「日本人は保険好き」とよく言われます。保険は一度加入すると、見直そうと思っても、「いまある保障よりも減ってしまう」という恐怖から、減額には心理的負担がかかります。そのため、契約時には本当に必要なものかどうか、シビアに判断することが重要です。本記事ではAさんの事例とともに、生命保険の必要性について長岡FP事務所代表の長岡理知氏が解説します。
恐ろしい…年収450万円、実家で70代母と二人暮らしの40代長男が「毎月12万円」支払っていた「ムダなもの」【FPが解説】 (※画像はイメージです/PIXTA)
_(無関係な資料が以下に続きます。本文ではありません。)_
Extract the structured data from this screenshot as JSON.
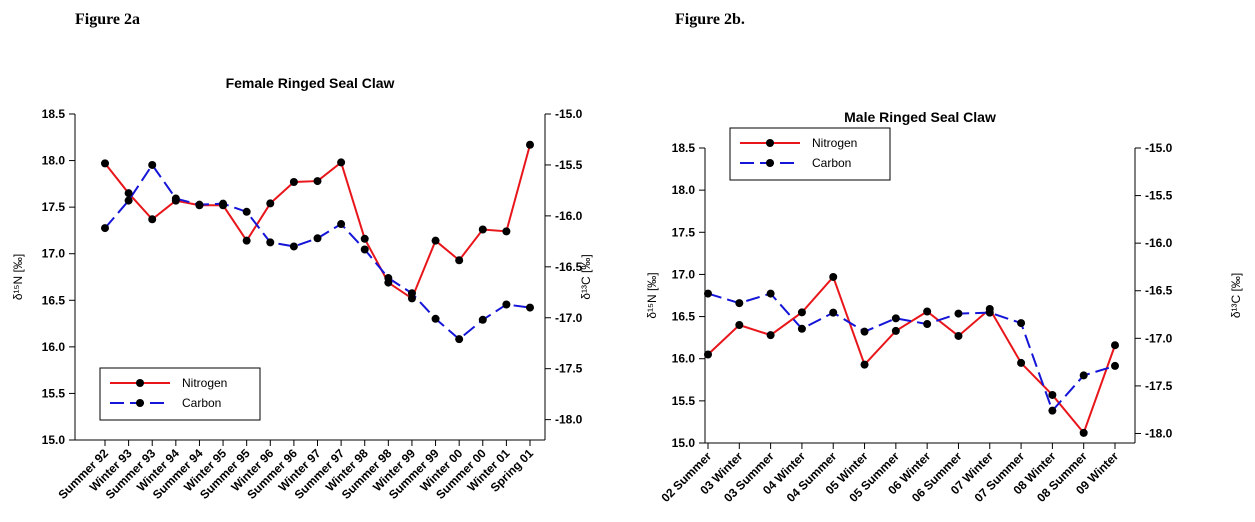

日本人は生命保険が大好き?生命保険加入率の意外な現状

「日本人は生命保険が大好きで、全体の加入率は高い」というイメージをお持ちの方も多いと思います。

 

一定年齢以上の方であれば、就職すると職場に生命保険会社の営業職員(主に女性)がやってきて、昼休みなどに勧誘されたという経験を持っている方が多いでしょう。当時は熱心すぎる勧誘によって誰もが嫌々ながら加入したものの、生命保険に加入する意識を広めたという点では、この生命保険会社による「職域活動」の功績は大きいといえます。

 

日本人の生命保険や共済生命の加入率は約8割という調査結果があります。公益財団法人 生命保険文化センターの2022年の調べによると、男性の77.6%、女性の81.5%が生命保険または共済生命に加入していることがわかります。

 

そして保険料(かけ金)の平均は、世帯単位で年間37万1,000円となっています。毎月約3万円ですから、可処分所得に占める割合は決して低くはありません。3万円があったらなにができるでしょうか。月の食費が3万円という世帯は決してめずらしくありません。月3万円をつみたてNISAに入れていたら、いまごろかなり増えていたのにと考える人もいるでしょう。

 

最近の物価高の状況では、若い世代を中心に生命保険のかけ金がもったいないと考える人も増えています。

 

生命保険分野の調査・教育機関であるLIMRA(米国)の2022年の調査(LIMRA「Global Consumer Pulse」2022)では、22歳から55歳の生命保険加入率の国際比較がなされています。

 

それによると、生命保険加入率の世界1位は台湾(78%)、2位はインドと香港(75%)、4位はタイ(73%)、5位は中国(72%)となっています。日本は62%で減少傾向にあり、決して高くはないアメリカ・ヨーロッパ諸国の加入率に近づきつつあります。

 

この数字を裏付けるかのように、生命保険不要論をネットでも多く見かけるようになりました。当社(ファイナンシャルプランナー事務所)でも、「生命保険をすべて解約したいがリスクはそれほどか分析してほしい」という依頼が年々増えています。